Serviceberry – Loss of leaves below Yellow Line

This summer has been hard on the Serviceberry (Amelanchier Canadensis). On the photo can be seen that the bottom half of this 10year old Serviceberry tree is losing its leaves. Earlier this month, the leaves were discoloring. This tree has a hard time surviving. The average temperature ranged between 26 and 30 C with a minimal amount of rainfall. Warmelink in Wageningen researched strictly the relationship between temperature and tree decline. He concluded the temperature sensitivity can be related to the decline of the trees. Similarly, this author did an extensive study of average daily temperature that occurred at Kemptville College over a 50 year period from 1937-1987. This research showed that the average daily temperature at the college had increased by 0.5 C over the 50 years. As a result of this study, this author changed the Winter Hardiness Zone Map by half-a zone for Eastern Ontario. This created some animosity among the climatologists in Ottawa, because snow depth was not included in this study. A climate study today showed that the average annual temperature at the Ottawa airport increased from 5.5 C in 1997 to 6.6 C in 2022, an increase of 1.1 C. If another 0.7 C is added in the next 10 years, a large portion of Ontario’s ecosystem is beyond the preferred temperature range for most of cultivated landscape plants and garden plants, such as wild raspberries, blueberries and flowering herbs.

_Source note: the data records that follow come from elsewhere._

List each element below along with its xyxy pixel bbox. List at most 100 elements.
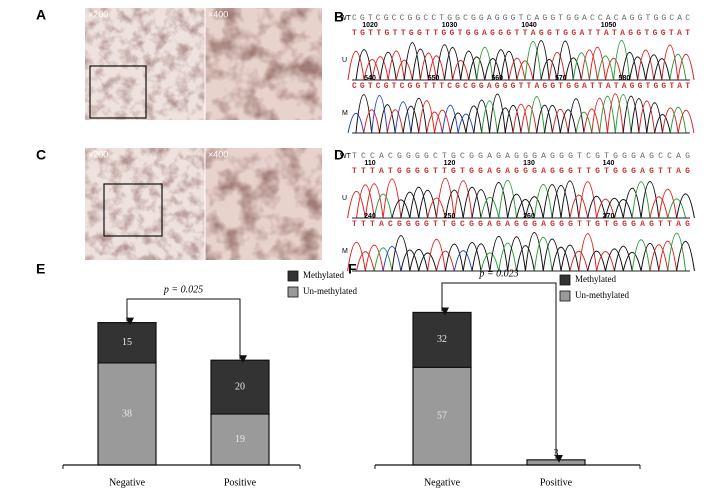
trace-peak — [347, 112, 365, 134]
x-tick-label: Negative — [109, 477, 146, 488]
trace-peak — [646, 102, 663, 134]
trace-peak — [444, 189, 464, 219]
magnification: ×400 — [208, 9, 228, 19]
trace-peak — [630, 98, 648, 134]
position-number: 270 — [603, 213, 615, 220]
trace-peak — [403, 42, 421, 81]
trace-peak — [373, 193, 393, 219]
trace-peak — [400, 249, 420, 272]
trace-peak — [605, 197, 624, 219]
trace-peak — [614, 94, 632, 134]
trace-peak — [434, 109, 451, 134]
zoom-box — [89, 65, 147, 119]
trace-peak — [613, 199, 633, 219]
trace-peak — [507, 193, 526, 219]
trace-peak — [658, 240, 678, 272]
trace-peak — [605, 248, 624, 272]
trace-peak — [548, 52, 566, 81]
trace-peak — [449, 112, 467, 134]
sequence: TTTATGGGGTTGTGGAGAGGGAGGGTTGTGGGAGTTAG — [352, 167, 690, 176]
trace-peak — [480, 252, 500, 272]
trace-peak — [364, 183, 384, 219]
value-label: 19 — [235, 434, 245, 445]
p-value: p = 0.023 — [478, 268, 518, 279]
trace-peak — [676, 240, 695, 272]
trace-peak — [436, 250, 455, 272]
trace-peak — [489, 235, 509, 272]
trace-peak — [677, 54, 695, 81]
trace-peak — [400, 191, 420, 219]
trace-peak — [580, 49, 598, 81]
panel-label: F — [348, 261, 357, 277]
panel-label: E — [36, 261, 45, 277]
trace-peak — [669, 54, 687, 81]
trace-peak — [411, 48, 429, 81]
value-label: 15 — [122, 337, 132, 348]
trace-peak — [629, 56, 647, 81]
trace-peak — [631, 181, 651, 219]
trace-peak — [596, 55, 615, 81]
panel-label: B — [334, 9, 344, 25]
value-label: 32 — [437, 334, 447, 345]
trace-peak — [347, 50, 365, 81]
trace-peak — [453, 180, 473, 219]
trace-peak — [394, 101, 412, 134]
trace-peak — [386, 109, 404, 134]
trace-peak — [661, 107, 679, 134]
trace-peak — [605, 58, 623, 81]
trace-peak — [473, 99, 491, 134]
bar-segment — [526, 459, 586, 466]
trace-peak — [410, 97, 428, 134]
trace-peak — [667, 198, 687, 219]
trace-peak — [471, 189, 491, 219]
trace-peak — [613, 246, 633, 272]
trace-peak — [516, 198, 535, 219]
significance-bracket — [126, 298, 247, 364]
panel-label: D — [334, 147, 344, 163]
trace-peak — [676, 193, 695, 219]
trace-peak — [419, 52, 437, 81]
trace-peak — [569, 194, 589, 219]
trace-peak — [591, 97, 608, 134]
trace-peak — [371, 56, 389, 81]
trace-peak — [427, 238, 446, 272]
trace-peak — [363, 58, 381, 81]
trace-peak — [542, 184, 562, 219]
trace-peak — [631, 239, 651, 272]
position-number: 130 — [523, 160, 535, 167]
position-number: 120 — [444, 160, 456, 167]
position-number: 580 — [619, 75, 631, 82]
trace-peak — [379, 52, 397, 81]
trace-peak — [532, 40, 550, 81]
legend-swatch — [559, 274, 571, 286]
trace-peak — [387, 50, 405, 81]
trace-peak — [436, 178, 455, 219]
trace-peak — [599, 95, 616, 134]
trace-peak — [373, 247, 393, 272]
trace-peak — [667, 232, 687, 272]
trace-peak — [496, 107, 514, 134]
row-label: U — [342, 195, 347, 202]
trace-peak — [347, 191, 366, 219]
trace-peak — [544, 105, 561, 134]
trace-peak — [355, 49, 373, 81]
trace-peak — [649, 244, 669, 272]
trace-peak — [567, 98, 585, 134]
trace-peak — [583, 108, 601, 134]
trace-peak — [460, 50, 478, 81]
magnification: ×400 — [208, 149, 228, 159]
magnification: ×200 — [88, 9, 108, 19]
legend-swatch — [287, 270, 299, 282]
legend-label: Un-methylated — [303, 286, 357, 296]
trace-peak — [462, 186, 482, 219]
trace-peak — [645, 54, 663, 81]
trace-peak — [444, 243, 464, 272]
trace-peak — [476, 46, 494, 81]
p-value: p = 0.025 — [163, 284, 203, 295]
position-number: 1030 — [442, 22, 458, 29]
sequence: TCCACGGGGCTGCGGAGAGGGAGGGTCGTGGGAGCCAG — [352, 152, 690, 161]
micrograph-texture — [85, 8, 205, 120]
trace-peak — [542, 238, 562, 272]
trace-peak — [391, 235, 411, 272]
trace-peak — [578, 181, 598, 219]
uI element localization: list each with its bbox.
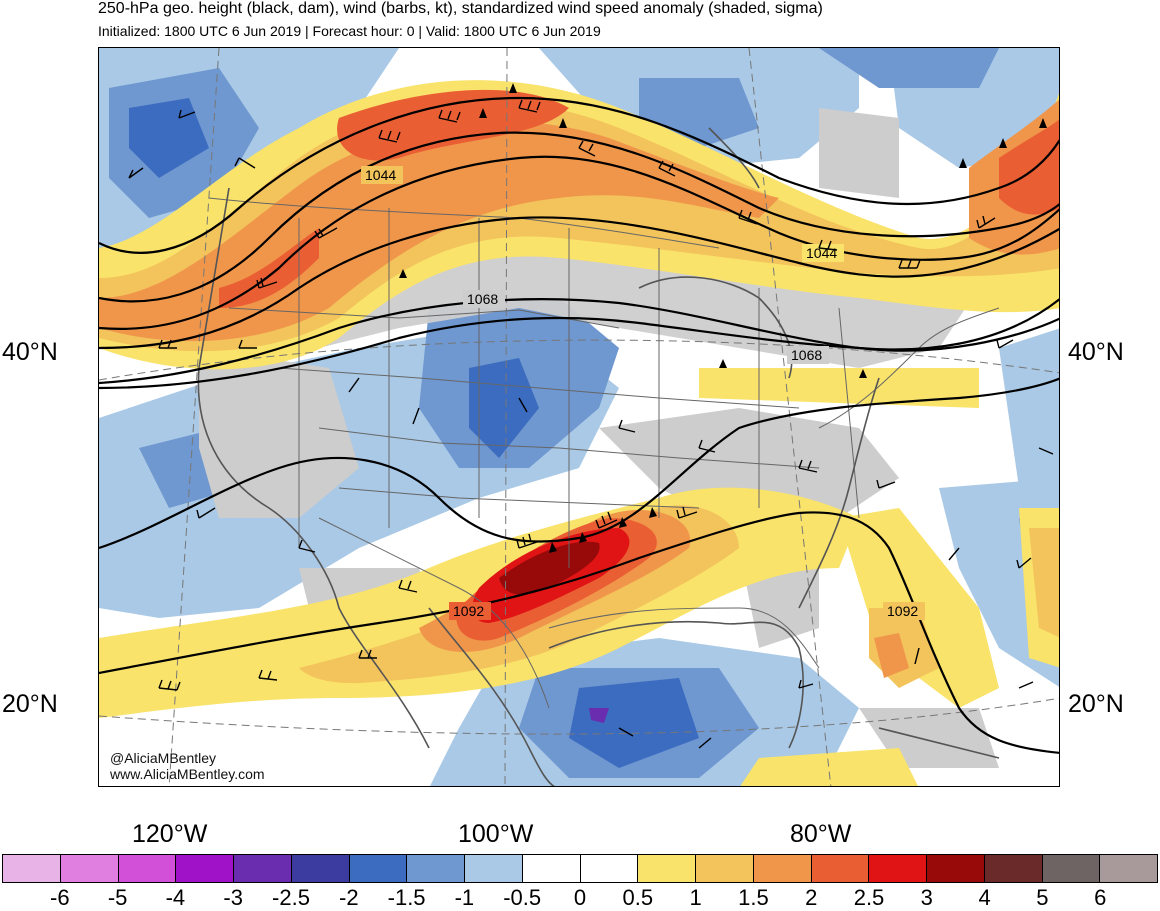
colorbar-swatch	[118, 855, 177, 882]
colorbar-tick-label: 5	[1036, 885, 1049, 910]
colorbar-tick-label: 1	[689, 885, 702, 910]
colorbar-swatch	[1042, 855, 1101, 882]
credit-website: www.AliciaMBentley.com	[110, 766, 265, 782]
colorbar	[2, 854, 1158, 883]
colorbar-swatch	[753, 855, 812, 882]
colorbar-swatch	[927, 855, 985, 882]
colorbar-tick-label: 0.5	[622, 885, 654, 910]
map-title: 250-hPa geo. height (black, dam), wind (…	[98, 0, 823, 17]
colorbar-swatch	[638, 855, 696, 882]
map-subtitle: Initialized: 1800 UTC 6 Jun 2019 | Forec…	[98, 23, 601, 39]
colorbar-swatch	[811, 855, 870, 882]
boundaries	[208, 197, 1000, 709]
contour-label: 1092	[453, 603, 484, 619]
colorbar-tick-label: 4	[978, 885, 991, 910]
contour-label: 1092	[887, 603, 918, 619]
contour-label: 1044	[365, 167, 396, 183]
colorbar-tick-label: -1.5	[387, 885, 426, 910]
colorbar-tick-label: 1.5	[738, 885, 769, 910]
contour-labels: 1044 1044 1068 1068 1092 1092	[361, 166, 925, 620]
colorbar-swatch	[349, 855, 408, 882]
colorbar-swatch	[869, 855, 927, 882]
contour-label: 1068	[467, 291, 498, 307]
colorbar-swatch	[291, 855, 350, 882]
wind-barbs	[128, 99, 1054, 749]
lat-label-40n-right: 40°N	[1068, 338, 1124, 366]
colorbar-tick-label: -1	[454, 885, 475, 910]
colorbar-tick-label: -6	[50, 885, 70, 910]
colorbar-tick-label: -4	[165, 885, 186, 910]
colorbar-tick-label: 2	[805, 885, 818, 910]
height-contours	[99, 96, 1059, 754]
colorbar-swatch	[1100, 855, 1157, 882]
colorbar-swatch	[234, 855, 292, 882]
colorbar-tick-label: 2.5	[853, 885, 885, 910]
credit-handle: @AliciaMBentley	[110, 750, 217, 766]
lat-label-20n-left: 20°N	[2, 690, 58, 718]
colorbar-tick-label: -5	[107, 885, 128, 910]
colorbar-swatch	[3, 855, 61, 882]
colorbar-swatch	[176, 855, 234, 882]
colorbar-swatch	[60, 855, 119, 882]
wind-flags	[399, 83, 1047, 553]
lat-label-20n-right: 20°N	[1068, 690, 1124, 718]
colorbar-tick-label: -0.5	[503, 885, 542, 910]
contour-label: 1068	[791, 347, 822, 363]
lon-label-80w: 80°W	[790, 820, 852, 848]
colorbar-swatch	[580, 855, 639, 882]
colorbar-tick-label: 6	[1094, 885, 1107, 910]
colorbar-tick-label: -3	[223, 885, 243, 910]
colorbar-swatch	[407, 855, 465, 882]
colorbar-swatch	[465, 855, 523, 882]
colorbar-swatch	[984, 855, 1043, 882]
colorbar-tick-label: -2	[339, 885, 359, 910]
lon-label-120w: 120°W	[132, 820, 208, 848]
colorbar-tick-label: 3	[920, 885, 933, 910]
map-canvas: 1044 1044 1068 1068 1092 1092	[99, 48, 1059, 786]
lat-label-40n-left: 40°N	[2, 338, 58, 366]
weather-map: 1044 1044 1068 1068 1092 1092	[98, 47, 1060, 787]
contour-label: 1044	[806, 245, 837, 261]
colorbar-swatch	[696, 855, 754, 882]
colorbar-tick-label: 0	[573, 885, 587, 910]
colorbar-swatch	[522, 855, 581, 882]
colorbar-tick-label: -2.5	[272, 885, 310, 910]
lon-label-100w: 100°W	[458, 820, 534, 848]
colorbar-labels: -6 -5 -4 -3 -2.5 -2 -1.5 -1 -0.5 0 0.5 1 1.5 2 2.5 3 4 5 6	[0, 885, 1160, 911]
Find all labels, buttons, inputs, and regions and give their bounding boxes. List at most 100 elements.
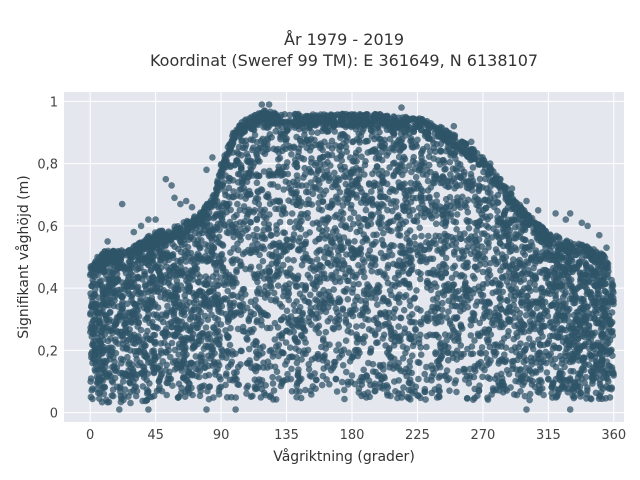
data-point — [507, 291, 515, 299]
data-point — [423, 332, 431, 340]
data-point — [299, 324, 306, 331]
data-point — [411, 319, 419, 326]
data-point — [338, 221, 345, 229]
data-point — [353, 331, 360, 338]
data-point — [238, 294, 245, 302]
data-point — [251, 376, 259, 384]
data-point — [280, 261, 287, 269]
data-point — [425, 232, 432, 240]
data-point — [91, 324, 98, 332]
data-point — [107, 282, 114, 289]
data-point — [175, 380, 183, 388]
data-point — [274, 282, 282, 290]
data-point — [274, 268, 281, 276]
data-point — [181, 292, 188, 299]
data-point — [371, 387, 379, 395]
data-point — [215, 387, 223, 395]
data-point — [418, 158, 426, 165]
data-point — [331, 169, 338, 177]
data-point — [89, 385, 96, 392]
data-point — [269, 353, 277, 360]
data-point — [187, 324, 195, 331]
data-point — [542, 348, 550, 356]
data-point — [407, 335, 414, 343]
data-point — [370, 231, 377, 239]
data-point — [339, 305, 347, 313]
data-point — [520, 276, 528, 283]
data-point — [367, 348, 375, 355]
data-point — [355, 146, 363, 154]
data-point — [280, 204, 287, 211]
data-point — [413, 287, 420, 294]
data-point — [459, 193, 466, 201]
data-point — [393, 363, 400, 370]
data-point — [362, 206, 370, 214]
data-point — [564, 336, 571, 344]
data-point — [253, 139, 261, 146]
data-point — [239, 137, 246, 144]
data-point — [457, 321, 465, 329]
data-point — [368, 212, 375, 220]
data-point — [429, 179, 437, 186]
data-point — [410, 217, 418, 224]
data-point — [328, 137, 336, 145]
data-point — [245, 233, 252, 241]
data-point — [361, 333, 369, 340]
data-point — [288, 151, 295, 158]
data-point — [363, 285, 371, 292]
data-point — [478, 298, 485, 305]
data-point — [252, 271, 259, 279]
data-point — [359, 322, 366, 330]
data-point — [124, 309, 131, 317]
data-point — [321, 254, 328, 261]
data-point — [266, 200, 274, 208]
data-point — [316, 300, 324, 308]
data-point — [227, 324, 234, 332]
data-point — [342, 173, 349, 181]
data-point — [414, 248, 421, 256]
data-point — [441, 372, 448, 380]
data-point — [396, 225, 404, 232]
data-point — [335, 324, 343, 331]
data-point — [469, 350, 477, 358]
data-point — [241, 249, 249, 256]
data-point — [464, 243, 472, 251]
data-point — [483, 308, 491, 316]
data-point — [407, 302, 414, 310]
data-point — [513, 246, 520, 254]
data-point — [445, 297, 453, 305]
data-point — [175, 351, 182, 359]
data-point — [421, 246, 428, 254]
data-point — [314, 167, 322, 175]
data-point — [339, 257, 346, 264]
data-point — [349, 312, 357, 320]
data-point — [317, 140, 324, 147]
data-point — [541, 288, 548, 296]
data-point — [400, 384, 407, 391]
data-point — [197, 244, 204, 252]
data-point — [557, 333, 564, 341]
data-point — [309, 190, 317, 198]
data-point — [304, 209, 311, 217]
data-point — [132, 392, 140, 400]
data-point — [157, 277, 164, 285]
data-point — [201, 312, 209, 320]
data-point — [331, 225, 339, 232]
data-point — [314, 177, 322, 184]
data-point — [384, 264, 392, 272]
data-point — [504, 242, 511, 250]
data-point — [396, 334, 403, 341]
data-point — [358, 153, 365, 160]
data-point — [373, 201, 381, 208]
data-point — [528, 358, 536, 365]
data-point — [252, 348, 260, 356]
data-point — [501, 351, 508, 359]
data-point — [227, 308, 235, 316]
data-point — [462, 289, 469, 297]
data-point — [466, 372, 474, 380]
data-point — [374, 301, 381, 309]
data-point — [591, 315, 598, 323]
data-point — [548, 301, 556, 309]
data-point — [445, 375, 453, 382]
data-point — [137, 295, 144, 303]
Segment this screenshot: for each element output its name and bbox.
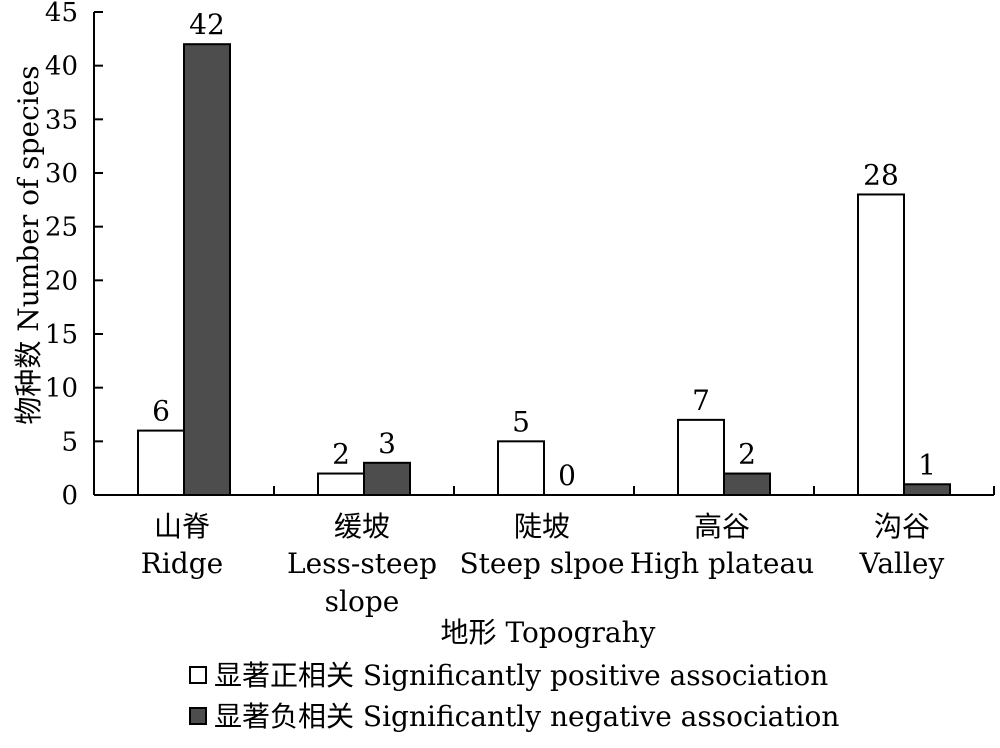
legend-label: 显著负相关 Significantly negative association bbox=[214, 700, 839, 733]
x-axis-title: 地形 Topograhy bbox=[441, 616, 656, 649]
legend-swatch-negative bbox=[189, 707, 207, 725]
value-label: 0 bbox=[558, 459, 576, 492]
bar-negative bbox=[723, 472, 771, 496]
category-label-en: Valley bbox=[859, 547, 945, 580]
category-label-en: High plateau bbox=[630, 547, 814, 580]
category-label-zh: 缓坡 bbox=[334, 510, 390, 543]
value-label: 42 bbox=[189, 8, 225, 41]
categories-layer: 山脊 Ridge 缓坡 Less-steep slope 陡坡 Steep slpoe 高谷 H… bbox=[141, 510, 945, 618]
category-label-en: Steep slpoe bbox=[459, 547, 624, 580]
category-label-en: Ridge bbox=[141, 547, 223, 580]
bar-positive bbox=[317, 472, 365, 496]
legend-swatch-positive bbox=[189, 666, 207, 684]
bar-positive bbox=[677, 418, 725, 496]
y-tick-label: 10 bbox=[45, 374, 78, 404]
value-label: 2 bbox=[738, 438, 756, 471]
y-tick-label: 30 bbox=[45, 159, 78, 189]
legend: 显著正相关 Significantly positive association… bbox=[189, 659, 839, 733]
bar-positive bbox=[497, 440, 545, 497]
value-label: 28 bbox=[863, 158, 899, 191]
bar-positive bbox=[857, 193, 905, 496]
value-label: 2 bbox=[332, 438, 350, 471]
y-tick-label: 5 bbox=[61, 427, 78, 457]
value-label: 1 bbox=[918, 448, 936, 481]
bar-positive bbox=[137, 429, 185, 497]
category-label-zh: 陡坡 bbox=[514, 510, 570, 543]
value-label: 5 bbox=[512, 405, 530, 438]
bar-negative bbox=[363, 461, 411, 496]
value-label: 6 bbox=[152, 395, 170, 428]
bar-negative bbox=[183, 43, 231, 496]
y-tick-label: 40 bbox=[45, 52, 78, 82]
legend-label: 显著正相关 Significantly positive association bbox=[214, 659, 828, 692]
y-tick-label: 20 bbox=[45, 266, 78, 296]
category-label-en: slope bbox=[325, 585, 400, 618]
y-tick-label: 35 bbox=[45, 105, 78, 135]
category-label-zh: 沟谷 bbox=[874, 510, 930, 543]
y-tick-label: 45 bbox=[45, 0, 78, 28]
value-label: 3 bbox=[378, 427, 396, 460]
y-tick-label: 25 bbox=[45, 213, 78, 243]
y-tick-label: 0 bbox=[61, 481, 78, 511]
y-axis-title: 物种数 Number of species bbox=[12, 65, 45, 424]
axes-layer bbox=[93, 12, 994, 496]
bars-layer bbox=[137, 43, 951, 497]
y-tick-label: 15 bbox=[45, 320, 78, 350]
value-label: 7 bbox=[692, 384, 710, 417]
category-label-zh: 山脊 bbox=[154, 510, 210, 543]
category-label-zh: 高谷 bbox=[694, 510, 750, 543]
category-label-en: Less-steep bbox=[287, 547, 437, 580]
bar-negative bbox=[903, 483, 951, 496]
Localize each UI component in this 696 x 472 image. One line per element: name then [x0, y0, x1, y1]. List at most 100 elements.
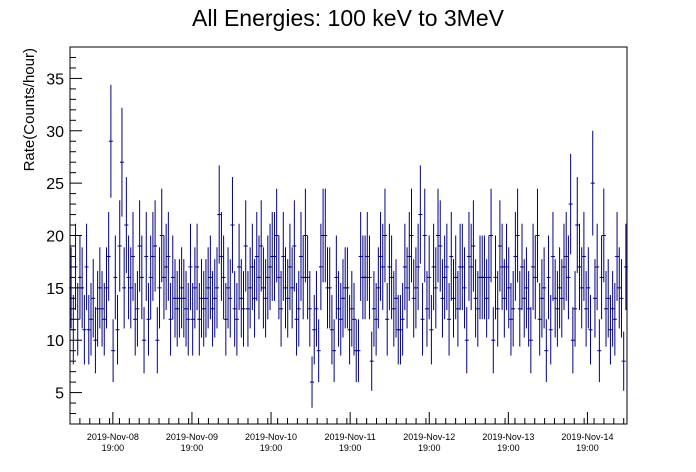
data-point [69, 247, 74, 329]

The flowers of Blue Spice Basil and Ararat basil are aborting this summer because of the high temperature. The higher the temperature, the more plants and trees will be in trouble. At a certain point, the warming will affect the foundation of Ontario’s forests; including the pedunculated oak and nut trees.

Hedges, hedgerows and narrow strips of double rowed trees will help to alleviate the warming trend with the creation of microclimates. Solitary trees out in the open are often the first to fall prey to the heat, because they are baking in the sun on hot days.

Old forests, common around Kemptville, provide a greater shelter against the heat as there is more diversity among the trees in those forests. That means that many different types of trees of a mixture of deciduous and coniferous trees with different root depths, soil formation and shades will help keep each other upright during the hot summer days. Preservation of the forests around Kemptville therefore is essential.

In 1987, Clarence Coons and Alf Campbell of MNR, Earl Hicks and this author of Kemptville College planted a mixture of deciduous and coniferous trees on the college campus along Concession Road (across from South Branch School) to change the microclimates on this section of the campus. Today, if the coniferous trees are removed, the sugar maples will die because of heat stress and sunscald, followed by the decline of poplars.

If this warming trend continues, trees from southern regions with a different DNA (adaptable to higher temperatures) may perform better in southern and eastern Ontario.